Harnessing the word of mouth power of promoters is high on the agenda of consumer electronics giant Philips. Suhail Khan, head of customer experience and market driven innovation, explains how the launch of a Promoter Reference Programme last year allows Philips to pinpoint people who score the brand 9 or 10. Philips not only uses their positive comments but also investigates the motivations behind their score and how it extends to their real-life behaviour.

Blayney Stuart at the CIM says such activity illustrates how NPS can be the starting point for brands to engage further with their advocates. He is clear that NPS is a tool that can help marketers develop a broad understanding of how the company is rated. But he warns that marketers must assess what role NPS has to play in understanding their brand’s performance, and if it really is the best measure for what they want to achieve.

Criticism of NPS

The American Customer Satisfaction Index (ACSI) was developed by Claes Fornell in 1992 and has been used to predict sales and profit but in 2003 Frederick Reichheld claimed that NPS could be used as a single measure of word of mouth to provide a better prediction of brand performance.

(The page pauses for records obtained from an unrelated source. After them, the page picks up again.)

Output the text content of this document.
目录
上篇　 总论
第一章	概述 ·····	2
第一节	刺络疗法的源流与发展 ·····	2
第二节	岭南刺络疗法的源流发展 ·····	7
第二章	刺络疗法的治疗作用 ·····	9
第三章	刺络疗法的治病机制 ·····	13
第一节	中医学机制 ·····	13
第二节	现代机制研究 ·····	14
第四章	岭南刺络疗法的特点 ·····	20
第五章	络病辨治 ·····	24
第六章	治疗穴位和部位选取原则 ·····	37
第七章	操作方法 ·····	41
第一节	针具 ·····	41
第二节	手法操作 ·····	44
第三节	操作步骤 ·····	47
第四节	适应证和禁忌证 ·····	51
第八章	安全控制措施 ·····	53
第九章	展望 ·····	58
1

However, Kingston University professor of strategy, marketing and entrepreneurship Robert East argues that NPS does not measure negative word of mouth effectively because ex-customers and non-customers are never sampled, and these are the people who would express negative sentiments about brands.

East, whose paper on the topic will be published in a forthcoming issue of The International Market Research Journal, adds that the ACSI is also “insensitive to dissatisfaction”.

He says measuring the effect of word of mouth through its volume and impact on purchase probability expressed by users of the category would be more effective rather than just users of a specific brand.

Meanwhile, senior vice-president of Ipsos Loyalty Tim Keiningham claims that NPS has been “vastly oversold to companies”. In 2007, Keiningham and a team of academics took NPS measures from 15,000 consumers and 21 firms, and compared them with actual revenue growth. They concluded there was no real link between the two. Keiningham says business leaders should not adopt NPS if their only reason is that they have been sold on the superiority of the metric.

Other criticisms of NPS include that it uses an over-simplified scale and doesn’t take into account cultural relativity. For example, NPS dictates that people who score a brand 9 or 10 are “promoters” but in some countries those who score 7 or 8 might also be very satisfied.